In 1893, fellow anarchist Auguste Vaillant was sentenced to be executed after bombing a police station. Vaillant was an editor of an anarchist journal. He grew up poor and believed he was trapped by a system that kept him impoverished; he was someone with whom Henry deeply shared his anarchist convictions. Vaillant and Henry both saw the police as thoroughly corrupt. Henry’s bombings were partly in reaction to Vaillant’s death sentence.

A week after Vaillant’s death sentence was carried out, Henry loaded his revolver with bullets that were rigged to cause the most damage possible, he armed himself with a poisoned knife and placed a homemade bomb made from tiny a tin kettle in the pocket of his overcoat. He made the long journey from the unimpressive Paris outskirts until arriving in the wealthy area concentrated around the Opera Garnier, which was his desired target. Henry discovered the building was too hard for him to enter, as it was heavily guarded. With that, Henry reconsidered his plans.

The 19th Century Terrorist Who Left Paris Burning
Painting of Henry’s capture. Wikipedia

He walked around the streets of Paris in search of a busy location where wealthy patrons were known to enjoy themselves. He tried Bignon, the Café de la Paix, and the American. None of them had big enough crowds. Finally, he ventured to the Terminus Café and waited an hour for more people to arrive. When they did, he tossed away his cigar. He took the bomb from his coat pocket, lit the fuse, and when he reached the café door, he threw it toward the orchestra that had been playing music for the duration of his stay. The bomb hit a lamp and exploded; it destroyed the café, shattering most if its mirrors and tables.

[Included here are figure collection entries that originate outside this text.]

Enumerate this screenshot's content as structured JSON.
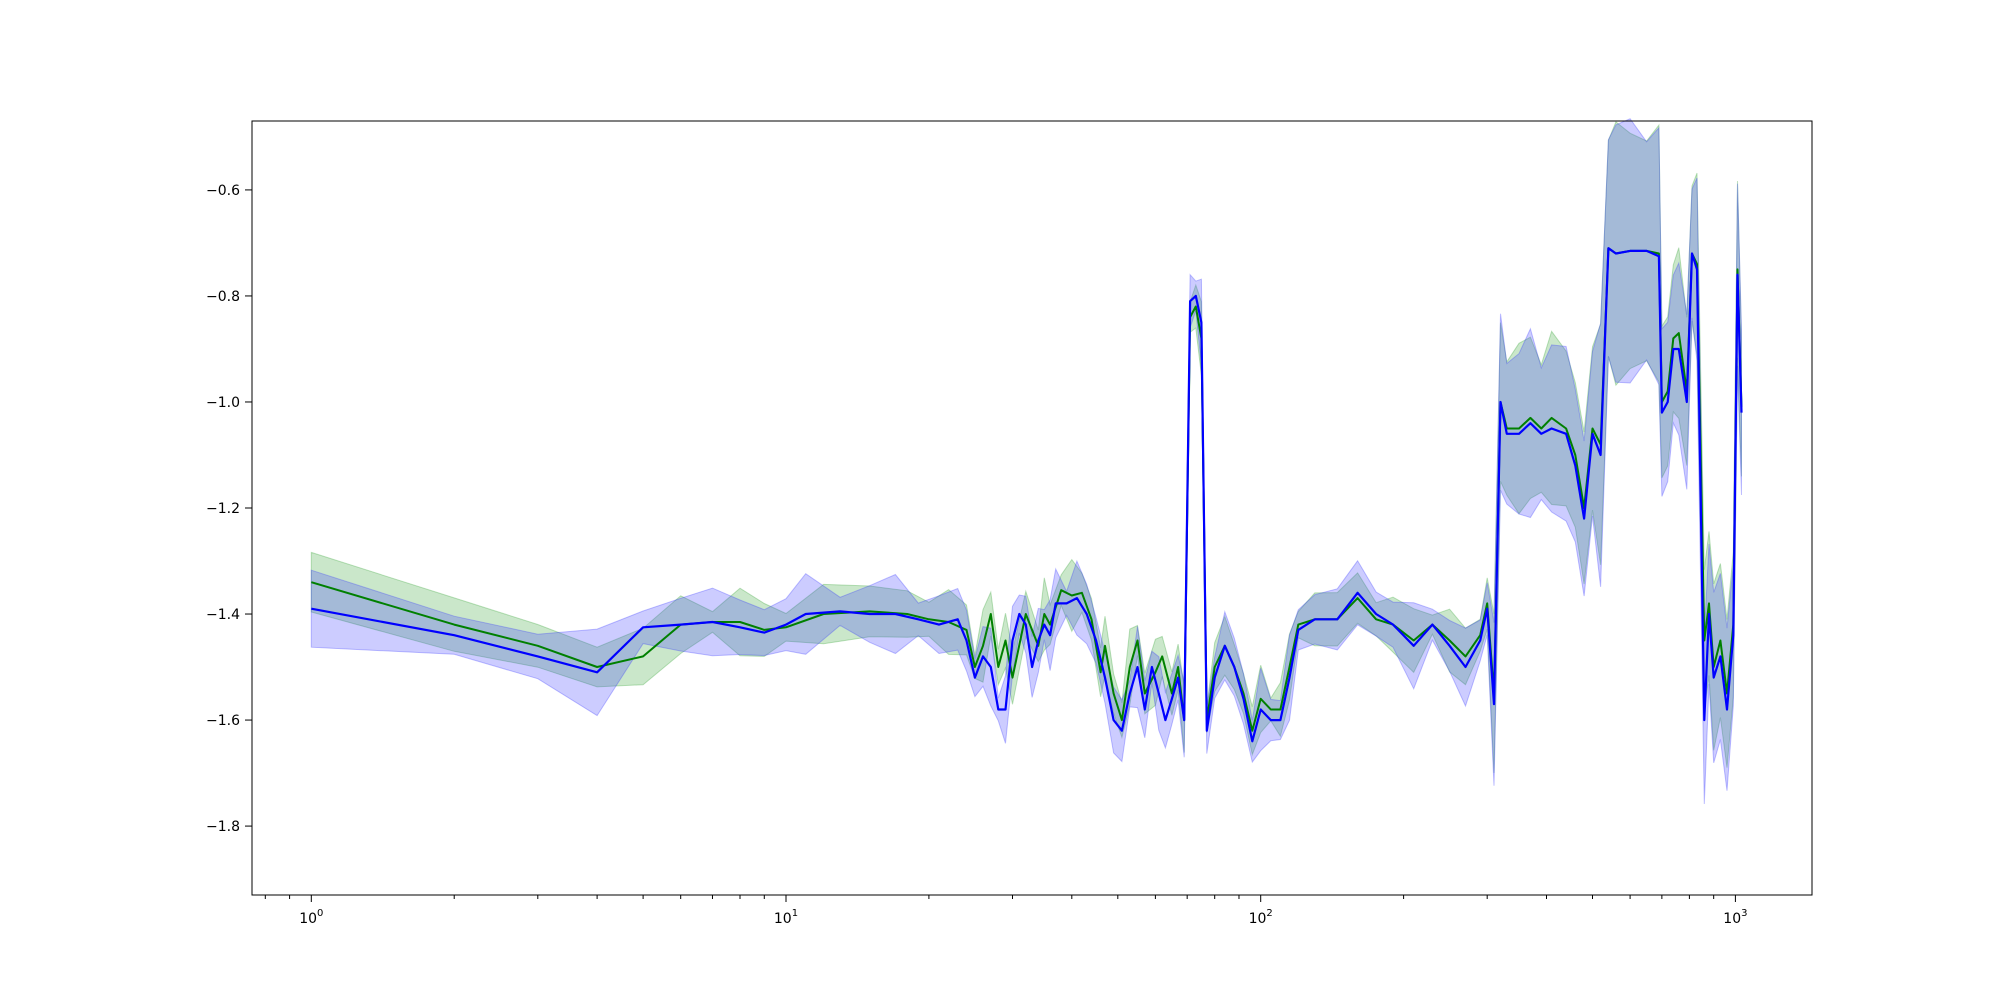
{
  "chart_data": {
    "type": "line",
    "title": "",
    "xlabel": "",
    "ylabel": "",
    "x_scale": "log",
    "xlim": [
      0.75,
      1450
    ],
    "ylim": [
      -1.93,
      -0.47
    ],
    "grid": false,
    "legend": "none",
    "x_ticks": [
      {
        "value": 1,
        "base": "10",
        "exp": "0"
      },
      {
        "value": 10,
        "base": "10",
        "exp": "1"
      },
      {
        "value": 100,
        "base": "10",
        "exp": "2"
      },
      {
        "value": 1000,
        "base": "10",
        "exp": "3"
      }
    ],
    "y_ticks": [
      {
        "value": -1.8,
        "label": "−1.8"
      },
      {
        "value": -1.6,
        "label": "−1.6"
      },
      {
        "value": -1.4,
        "label": "−1.4"
      },
      {
        "value": -1.2,
        "label": "−1.2"
      },
      {
        "value": -1.0,
        "label": "−1.0"
      },
      {
        "value": -0.8,
        "label": "−0.8"
      },
      {
        "value": -0.6,
        "label": "−0.6"
      }
    ],
    "series": [
      {
        "color": "#008000",
        "band_color": "#2ca02c",
        "band_width": 0.045,
        "points": [
          [
            1,
            -1.34
          ],
          [
            2,
            -1.42
          ],
          [
            3,
            -1.46
          ],
          [
            4,
            -1.5
          ],
          [
            5,
            -1.48
          ],
          [
            6,
            -1.42
          ],
          [
            7,
            -1.415
          ],
          [
            8,
            -1.415
          ],
          [
            9,
            -1.43
          ],
          [
            10,
            -1.425
          ],
          [
            12,
            -1.4
          ],
          [
            15,
            -1.395
          ],
          [
            18,
            -1.4
          ],
          [
            20,
            -1.41
          ],
          [
            22,
            -1.415
          ],
          [
            24,
            -1.43
          ],
          [
            25,
            -1.5
          ],
          [
            26,
            -1.46
          ],
          [
            27,
            -1.4
          ],
          [
            28,
            -1.5
          ],
          [
            29,
            -1.45
          ],
          [
            30,
            -1.52
          ],
          [
            32,
            -1.4
          ],
          [
            34,
            -1.46
          ],
          [
            35,
            -1.4
          ],
          [
            36,
            -1.42
          ],
          [
            38,
            -1.355
          ],
          [
            40,
            -1.365
          ],
          [
            42,
            -1.36
          ],
          [
            44,
            -1.41
          ],
          [
            46,
            -1.51
          ],
          [
            47,
            -1.46
          ],
          [
            49,
            -1.55
          ],
          [
            51,
            -1.6
          ],
          [
            53,
            -1.5
          ],
          [
            55,
            -1.45
          ],
          [
            57,
            -1.55
          ],
          [
            60,
            -1.51
          ],
          [
            62,
            -1.48
          ],
          [
            65,
            -1.55
          ],
          [
            67,
            -1.5
          ],
          [
            69,
            -1.6
          ],
          [
            71,
            -0.84
          ],
          [
            73,
            -0.82
          ],
          [
            75,
            -0.88
          ],
          [
            77,
            -1.6
          ],
          [
            80,
            -1.5
          ],
          [
            84,
            -1.46
          ],
          [
            88,
            -1.5
          ],
          [
            92,
            -1.55
          ],
          [
            96,
            -1.62
          ],
          [
            100,
            -1.56
          ],
          [
            105,
            -1.58
          ],
          [
            110,
            -1.58
          ],
          [
            115,
            -1.5
          ],
          [
            120,
            -1.42
          ],
          [
            130,
            -1.41
          ],
          [
            145,
            -1.41
          ],
          [
            160,
            -1.37
          ],
          [
            175,
            -1.41
          ],
          [
            190,
            -1.42
          ],
          [
            210,
            -1.45
          ],
          [
            230,
            -1.42
          ],
          [
            250,
            -1.45
          ],
          [
            270,
            -1.48
          ],
          [
            290,
            -1.44
          ],
          [
            300,
            -1.38
          ],
          [
            310,
            -1.55
          ],
          [
            320,
            -1.0
          ],
          [
            330,
            -1.05
          ],
          [
            350,
            -1.05
          ],
          [
            370,
            -1.03
          ],
          [
            390,
            -1.05
          ],
          [
            410,
            -1.03
          ],
          [
            440,
            -1.05
          ],
          [
            460,
            -1.1
          ],
          [
            480,
            -1.2
          ],
          [
            500,
            -1.05
          ],
          [
            520,
            -1.08
          ],
          [
            540,
            -0.71
          ],
          [
            560,
            -0.72
          ],
          [
            600,
            -0.715
          ],
          [
            650,
            -0.715
          ],
          [
            690,
            -0.72
          ],
          [
            700,
            -1.0
          ],
          [
            720,
            -0.98
          ],
          [
            740,
            -0.88
          ],
          [
            760,
            -0.87
          ],
          [
            790,
            -0.98
          ],
          [
            810,
            -0.72
          ],
          [
            830,
            -0.74
          ],
          [
            860,
            -1.45
          ],
          [
            880,
            -1.38
          ],
          [
            900,
            -1.5
          ],
          [
            930,
            -1.45
          ],
          [
            960,
            -1.55
          ],
          [
            990,
            -1.42
          ],
          [
            1010,
            -0.75
          ],
          [
            1030,
            -1.01
          ]
        ]
      },
      {
        "color": "#0000ff",
        "band_color": "#3333ff",
        "band_width": 0.052,
        "points": [
          [
            1,
            -1.39
          ],
          [
            2,
            -1.44
          ],
          [
            3,
            -1.48
          ],
          [
            4,
            -1.51
          ],
          [
            5,
            -1.425
          ],
          [
            6,
            -1.42
          ],
          [
            7,
            -1.415
          ],
          [
            8,
            -1.425
          ],
          [
            9,
            -1.435
          ],
          [
            10,
            -1.42
          ],
          [
            11,
            -1.4
          ],
          [
            13,
            -1.395
          ],
          [
            15,
            -1.4
          ],
          [
            17,
            -1.4
          ],
          [
            19,
            -1.41
          ],
          [
            21,
            -1.42
          ],
          [
            23,
            -1.41
          ],
          [
            24,
            -1.45
          ],
          [
            25,
            -1.52
          ],
          [
            26,
            -1.48
          ],
          [
            27,
            -1.5
          ],
          [
            28,
            -1.58
          ],
          [
            29,
            -1.58
          ],
          [
            30,
            -1.45
          ],
          [
            31,
            -1.4
          ],
          [
            32,
            -1.42
          ],
          [
            33,
            -1.5
          ],
          [
            34,
            -1.45
          ],
          [
            35,
            -1.42
          ],
          [
            36,
            -1.44
          ],
          [
            37,
            -1.38
          ],
          [
            39,
            -1.38
          ],
          [
            41,
            -1.37
          ],
          [
            43,
            -1.4
          ],
          [
            45,
            -1.45
          ],
          [
            47,
            -1.52
          ],
          [
            49,
            -1.6
          ],
          [
            51,
            -1.62
          ],
          [
            53,
            -1.55
          ],
          [
            55,
            -1.5
          ],
          [
            57,
            -1.58
          ],
          [
            59,
            -1.5
          ],
          [
            61,
            -1.55
          ],
          [
            63,
            -1.6
          ],
          [
            65,
            -1.56
          ],
          [
            67,
            -1.52
          ],
          [
            69,
            -1.6
          ],
          [
            71,
            -0.81
          ],
          [
            73,
            -0.8
          ],
          [
            75,
            -0.85
          ],
          [
            77,
            -1.62
          ],
          [
            80,
            -1.52
          ],
          [
            84,
            -1.46
          ],
          [
            88,
            -1.5
          ],
          [
            92,
            -1.56
          ],
          [
            96,
            -1.64
          ],
          [
            100,
            -1.58
          ],
          [
            105,
            -1.6
          ],
          [
            110,
            -1.6
          ],
          [
            115,
            -1.52
          ],
          [
            120,
            -1.43
          ],
          [
            130,
            -1.41
          ],
          [
            145,
            -1.41
          ],
          [
            160,
            -1.36
          ],
          [
            175,
            -1.4
          ],
          [
            190,
            -1.42
          ],
          [
            210,
            -1.46
          ],
          [
            230,
            -1.42
          ],
          [
            250,
            -1.46
          ],
          [
            270,
            -1.5
          ],
          [
            290,
            -1.45
          ],
          [
            300,
            -1.39
          ],
          [
            310,
            -1.57
          ],
          [
            320,
            -1.0
          ],
          [
            330,
            -1.06
          ],
          [
            350,
            -1.06
          ],
          [
            370,
            -1.04
          ],
          [
            390,
            -1.06
          ],
          [
            410,
            -1.05
          ],
          [
            440,
            -1.06
          ],
          [
            460,
            -1.12
          ],
          [
            480,
            -1.22
          ],
          [
            500,
            -1.06
          ],
          [
            520,
            -1.1
          ],
          [
            540,
            -0.71
          ],
          [
            560,
            -0.72
          ],
          [
            600,
            -0.715
          ],
          [
            650,
            -0.715
          ],
          [
            690,
            -0.725
          ],
          [
            700,
            -1.02
          ],
          [
            720,
            -1.0
          ],
          [
            740,
            -0.9
          ],
          [
            760,
            -0.9
          ],
          [
            790,
            -1.0
          ],
          [
            810,
            -0.72
          ],
          [
            830,
            -0.75
          ],
          [
            860,
            -1.6
          ],
          [
            880,
            -1.4
          ],
          [
            900,
            -1.52
          ],
          [
            930,
            -1.48
          ],
          [
            960,
            -1.58
          ],
          [
            990,
            -1.44
          ],
          [
            1010,
            -0.76
          ],
          [
            1030,
            -1.02
          ]
        ]
      }
    ]
  }
}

Henry’s plan after tossing the bomb was to buy a ticket at Saint-Lazare station and use the train to make his escape, but he was stopped almost immediately by a waiter. He took out a revolver and shot at the waiter and a hairdresser who also tried to stop him. By this time, Henry noticed a crowd had gathered. He decided to wait for the policeman now chasing him, and he was able to fire off three more shots. With that, the crowd attacked Émile Henry. By May of 1894, he became the third anarchist sentenced to execution by guillotine.